There are glory hole-esque or just oral service scenarios where it’s like, kissing might even seem out of place depending on the attitudes in the room. I think you should be specific and say, “Not really into kissing.” I have no idea how explicit this person has been upfront. I’m coming from a gay, male perspective where in an app environment, it’s very common to just be like, “I want this, this, and this. And if you don’t like that, then pass me by, block me.” But I do think that there is a benefit to really tailoring your ask to cut out anything that you don’t want.
Stoya: I am using apps that skew more communicative than Tinder. I’ve had great success with, “I want this particular thing.” I’ll update my bio and go on a swiping mission until I find the person who’s like, “Yes, I’m here for that.” So, I think if you’re in a conducive environment, that’s just as effective for people who aren’t gay men.

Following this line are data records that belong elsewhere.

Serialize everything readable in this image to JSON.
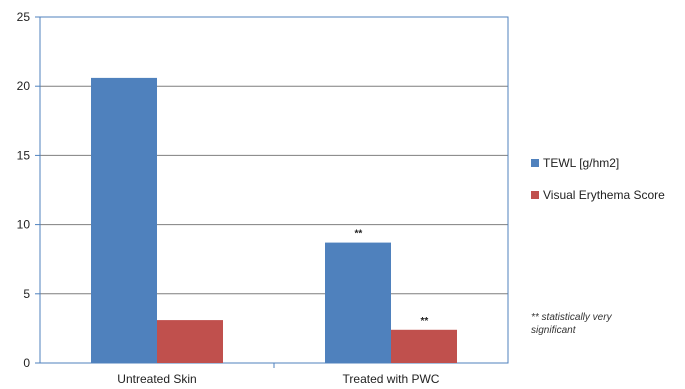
{
  "chart_data": {
    "type": "bar",
    "categories": [
      "Untreated Skin",
      "Treated with PWC"
    ],
    "series": [
      {
        "name": "TEWL [g/hm2]",
        "values": [
          20.6,
          8.7
        ],
        "color": "#4f81bd",
        "markers": [
          "",
          "**"
        ]
      },
      {
        "name": "Visual Erythema Score",
        "values": [
          3.1,
          2.4
        ],
        "color": "#c0504d",
        "markers": [
          "",
          "**"
        ]
      }
    ],
    "ylim": [
      0,
      25
    ],
    "yticks": [
      0,
      5,
      10,
      15,
      20,
      25
    ],
    "grid": true,
    "legend": "right",
    "annotation": [
      "** statistically very",
      "significant"
    ]
  }
}
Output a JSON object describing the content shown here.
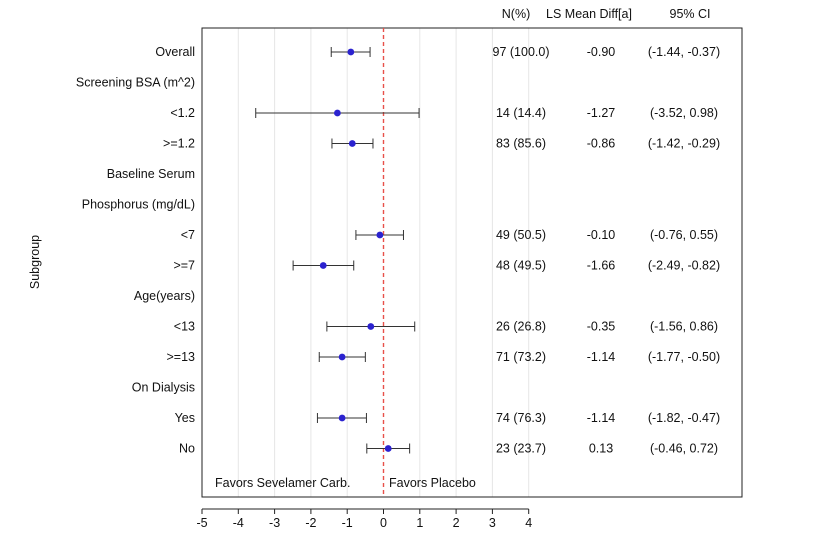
{
  "chart_data": {
    "type": "forest",
    "ylabel": "Subgroup",
    "xlim": [
      -5,
      4
    ],
    "x_ticks": [
      "-5",
      "-4",
      "-3",
      "-2",
      "-1",
      "0",
      "1",
      "2",
      "3",
      "4"
    ],
    "reference_x": 0,
    "grid": "vertical",
    "headers": {
      "n_pct": "N(%)",
      "ls_mean_diff": "LS Mean Diff[a]",
      "ci": "95% CI"
    },
    "annotations": {
      "left": "Favors Sevelamer Carb.",
      "right": "Favors Placebo"
    },
    "rows": [
      {
        "label": "Overall",
        "est": -0.9,
        "lo": -1.44,
        "hi": -0.37,
        "n_pct": "97 (100.0)",
        "diff": "-0.90",
        "ci": "(-1.44, -0.37)"
      },
      {
        "label": "Screening BSA (m^2)"
      },
      {
        "label": "<1.2",
        "est": -1.27,
        "lo": -3.52,
        "hi": 0.98,
        "n_pct": "14 (14.4)",
        "diff": "-1.27",
        "ci": "(-3.52, 0.98)"
      },
      {
        "label": ">=1.2",
        "est": -0.86,
        "lo": -1.42,
        "hi": -0.29,
        "n_pct": "83 (85.6)",
        "diff": "-0.86",
        "ci": "(-1.42, -0.29)"
      },
      {
        "label": "Baseline Serum"
      },
      {
        "label": "Phosphorus (mg/dL)"
      },
      {
        "label": "<7",
        "est": -0.1,
        "lo": -0.76,
        "hi": 0.55,
        "n_pct": "49 (50.5)",
        "diff": "-0.10",
        "ci": "(-0.76, 0.55)"
      },
      {
        "label": ">=7",
        "est": -1.66,
        "lo": -2.49,
        "hi": -0.82,
        "n_pct": "48 (49.5)",
        "diff": "-1.66",
        "ci": "(-2.49, -0.82)"
      },
      {
        "label": "Age(years)"
      },
      {
        "label": "<13",
        "est": -0.35,
        "lo": -1.56,
        "hi": 0.86,
        "n_pct": "26 (26.8)",
        "diff": "-0.35",
        "ci": "(-1.56, 0.86)"
      },
      {
        "label": ">=13",
        "est": -1.14,
        "lo": -1.77,
        "hi": -0.5,
        "n_pct": "71 (73.2)",
        "diff": "-1.14",
        "ci": "(-1.77, -0.50)"
      },
      {
        "label": "On Dialysis"
      },
      {
        "label": "Yes",
        "est": -1.14,
        "lo": -1.82,
        "hi": -0.47,
        "n_pct": "74 (76.3)",
        "diff": "-1.14",
        "ci": "(-1.82, -0.47)"
      },
      {
        "label": "No",
        "est": 0.13,
        "lo": -0.46,
        "hi": 0.72,
        "n_pct": "23 (23.7)",
        "diff": "0.13",
        "ci": "(-0.46, 0.72)"
      }
    ],
    "colors": {
      "point": "#2b22cf",
      "reference_line": "#e8504a",
      "ci_line": "#333333"
    }
  }
}
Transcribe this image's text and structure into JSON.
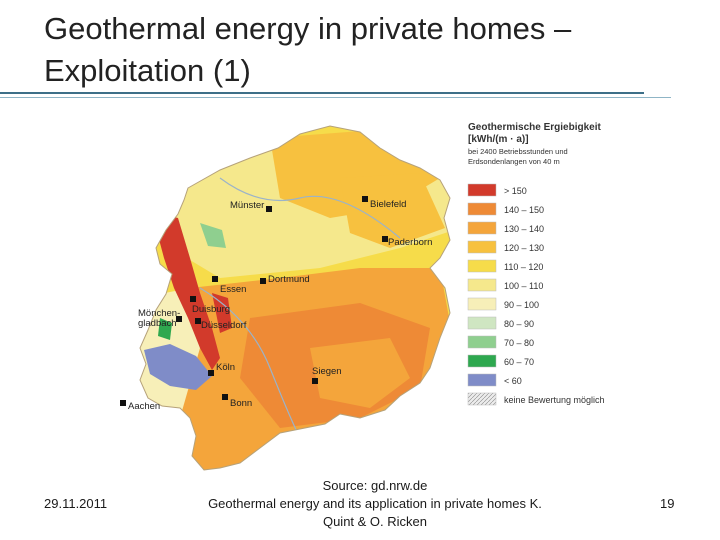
{
  "slide": {
    "title_line1": "Geothermal energy in private homes –",
    "title_line2": "Exploitation (1)",
    "date": "29.11.2011",
    "source_line1": "Source: gd.nrw.de",
    "source_line2": "Geothermal energy and its application in private homes  K.",
    "source_line3": "Quint & O. Ricken",
    "page_number": "19"
  },
  "legend": {
    "title_line1": "Geothermische Ergiebigkeit",
    "title_line2": "[kWh/(m · a)]",
    "subtitle_line1": "bei 2400 Betriebsstunden und",
    "subtitle_line2": "Erdsondenlangen von 40 m",
    "items": [
      {
        "label": "> 150",
        "color": "#d23a2b"
      },
      {
        "label": "140 – 150",
        "color": "#ee8a36"
      },
      {
        "label": "130 – 140",
        "color": "#f4a53b"
      },
      {
        "label": "120 – 130",
        "color": "#f7c13f"
      },
      {
        "label": "110 – 120",
        "color": "#f6dc4a"
      },
      {
        "label": "100 – 110",
        "color": "#f5e88c"
      },
      {
        "label": "90 – 100",
        "color": "#f7efb8"
      },
      {
        "label": "80 –  90",
        "color": "#cfe6c2"
      },
      {
        "label": "70 –  80",
        "color": "#8fcf8f"
      },
      {
        "label": "60 –  70",
        "color": "#2ea84f"
      },
      {
        "label": "< 60",
        "color": "#7f8cc8"
      },
      {
        "label": "keine Bewertung möglich",
        "color": "#e4e4e4"
      }
    ]
  },
  "cities": [
    {
      "name": "Münster"
    },
    {
      "name": "Bielefeld"
    },
    {
      "name": "Paderborn"
    },
    {
      "name": "Dortmund"
    },
    {
      "name": "Essen"
    },
    {
      "name": "Duisburg"
    },
    {
      "name": "Düsseldorf"
    },
    {
      "name": "Mönchen-"
    },
    {
      "name": "gladbach"
    },
    {
      "name": "Köln"
    },
    {
      "name": "Siegen"
    },
    {
      "name": "Aachen"
    },
    {
      "name": "Bonn"
    }
  ]
}
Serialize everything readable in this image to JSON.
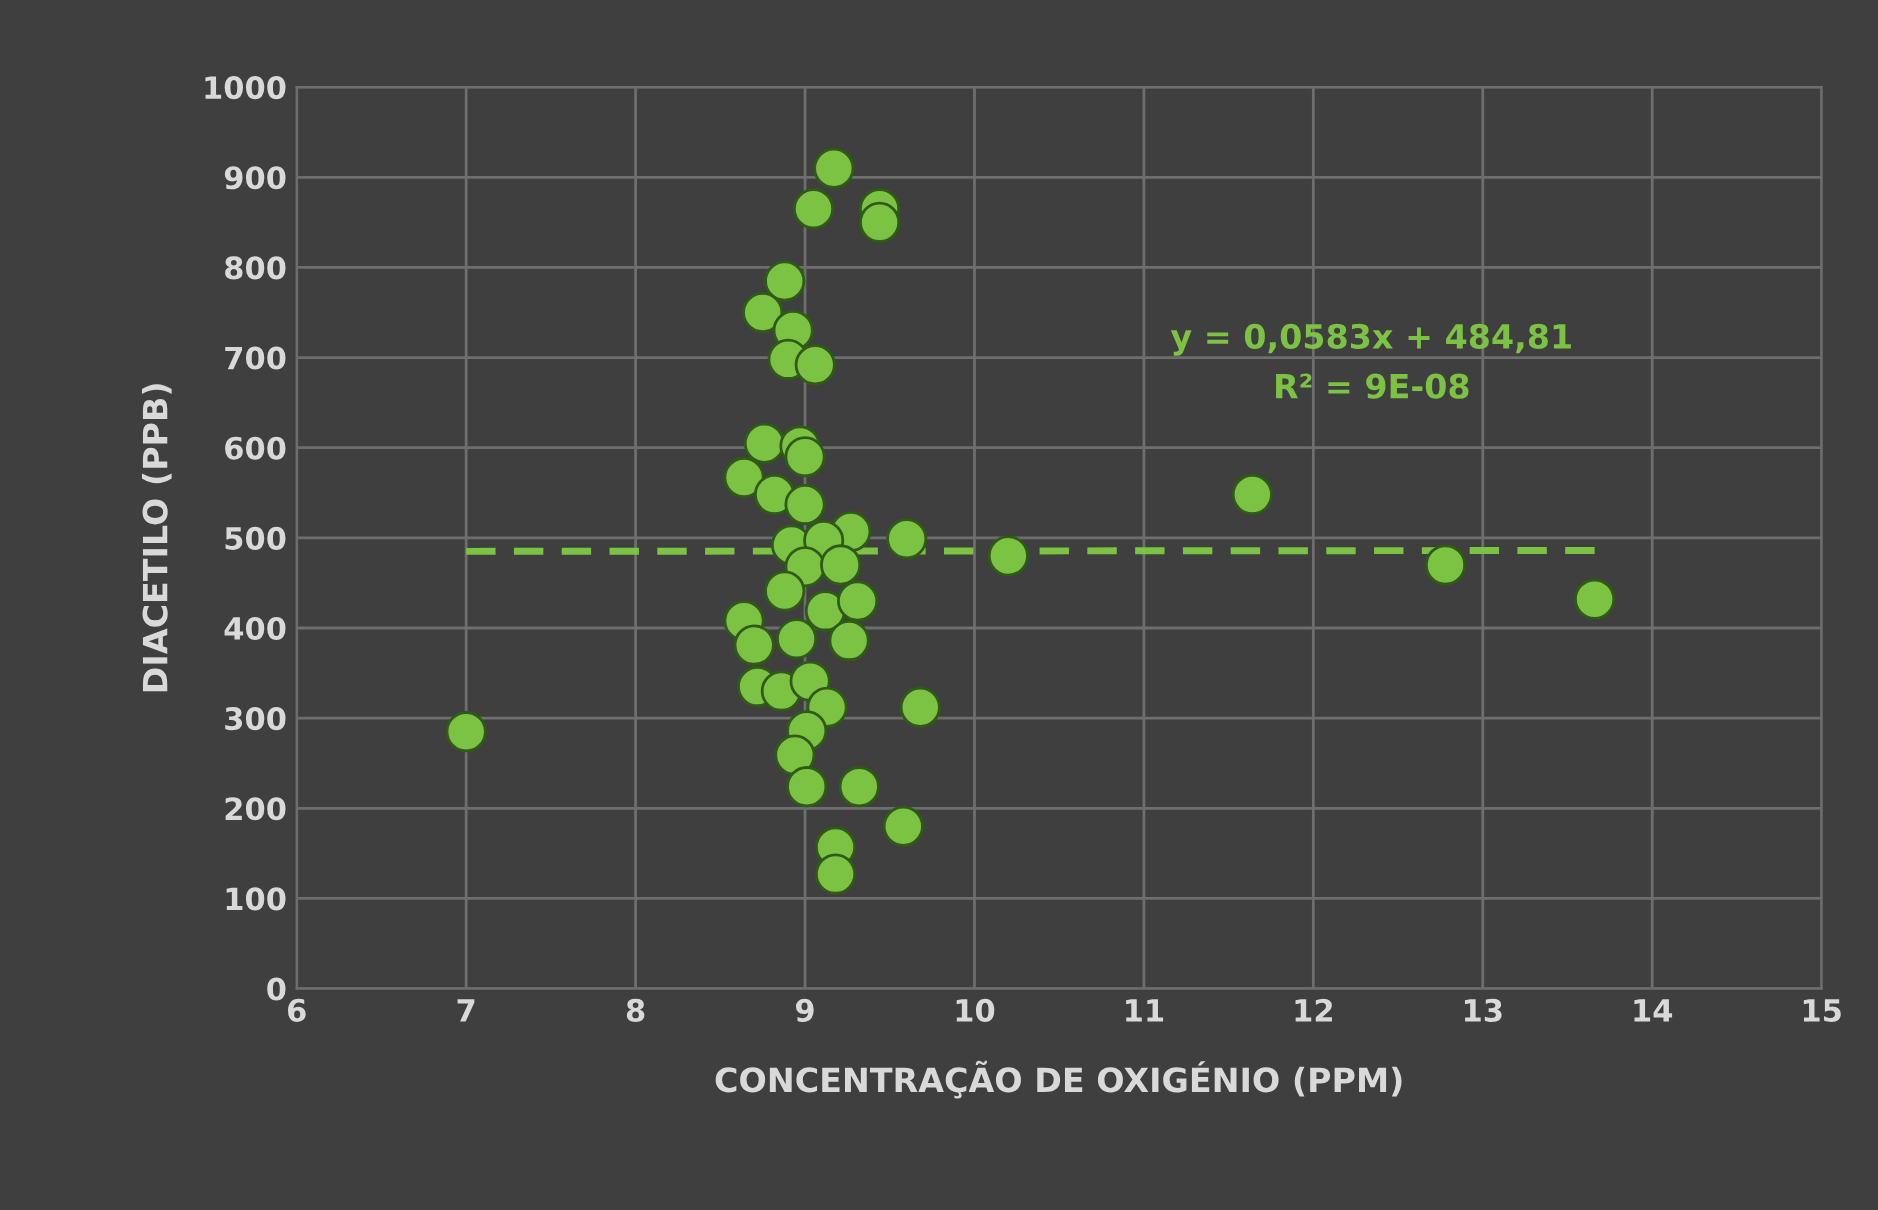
{
  "chart_data": {
    "type": "scatter",
    "xlabel": "CONCENTRAÇÃO DE OXIGÉNIO (PPM)",
    "ylabel": "DIACETILO (PPB)",
    "xlim": [
      6,
      15
    ],
    "xticks": [
      6,
      7,
      8,
      9,
      10,
      11,
      12,
      13,
      14,
      15
    ],
    "ylim": [
      0,
      1000
    ],
    "yticks": [
      0,
      100,
      200,
      300,
      400,
      500,
      600,
      700,
      800,
      900,
      1000
    ],
    "grid": true,
    "marker": "circle",
    "legend": false,
    "series": [
      {
        "color": "#7dc343",
        "x": [
          7.0,
          9.17,
          9.05,
          9.44,
          9.44,
          8.88,
          8.75,
          8.93,
          8.9,
          9.06,
          8.76,
          8.97,
          9.0,
          8.64,
          8.82,
          9.0,
          9.27,
          9.6,
          8.92,
          9.11,
          9.0,
          9.21,
          8.88,
          9.12,
          9.31,
          8.64,
          8.7,
          8.95,
          9.26,
          8.72,
          8.86,
          9.03,
          9.13,
          9.68,
          9.01,
          8.94,
          9.01,
          9.32,
          9.58,
          9.18,
          9.18,
          10.2,
          11.64,
          12.78,
          13.66
        ],
        "values": [
          285,
          910,
          865,
          865,
          850,
          785,
          750,
          730,
          698,
          692,
          605,
          602,
          590,
          567,
          548,
          537,
          507,
          499,
          492,
          497,
          468,
          470,
          441,
          419,
          430,
          408,
          381,
          388,
          386,
          335,
          330,
          341,
          312,
          312,
          286,
          259,
          224,
          224,
          180,
          157,
          127,
          480,
          548,
          470,
          432
        ]
      },
      {
        "type": "line",
        "color": "#7dc343",
        "line_style": "dashed",
        "marker": "none",
        "x": [
          7.0,
          13.66
        ],
        "values": [
          485,
          486
        ]
      }
    ],
    "annotations": [
      "y = 0,0583x + 484,81",
      "R² = 9E-08"
    ]
  }
}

Rich: Good. I’m glad to hear that. It’s a very specific experience that doesn’t necessarily apply always to women.
Stoya: Yeah. There’s something, depending on how our writer feels about light kink, power exchange, and tease and denial. There are ways to make this a feature.
Stoya: This one thing that is expected, you’re not going to get that. We’re going to do this, and I might get my mouth pretty close to your mouth, but you’re not going to touch my mouth with your mouth.
Rich: Just in a moment-to-moment situation, that can be extremely hot, even if it’s somebody that you have been making out with, but then one person goes to make out and the tease and denial thing that you mentioned doesn’t actually happen, that’s even sexier sometimes than the actual kissing. So I love that, to turn this into a positive, a feature. I think that’s brilliant.
Stoya: If she’s comfortable in that role, of course…
Rich: Yes. Not everybody’s going to be down, but that’s how it goes for everybody. The better you know somebody that you have sex with, the easier it is to accept these idiosyncrasies. I mean, you go into it with an open mind, hopefully with compassion, with the understanding that everybody’s different. But I think it’s a lot easier to accept things when the interaction isn’t 100 percent transactional and it’s like, “Oh, right. You are a human being and you do have reasons and things that you want.” It just brings home the lack of that entitlement, where you think, “I like to kiss, but I like you, and I’m not entitled to kiss you. I can completely accept that, because there are so many other things that we can do and because I want to make you feel good as a person.” It’s about building connections sometimes, too.
Stoya: Hold out for people who are happy to see you as you are, take you in good faith, and focus on all of the other ways that you do express emotional connection and intimacy. Just like a leaf on a stream, move along when this isn’t the case.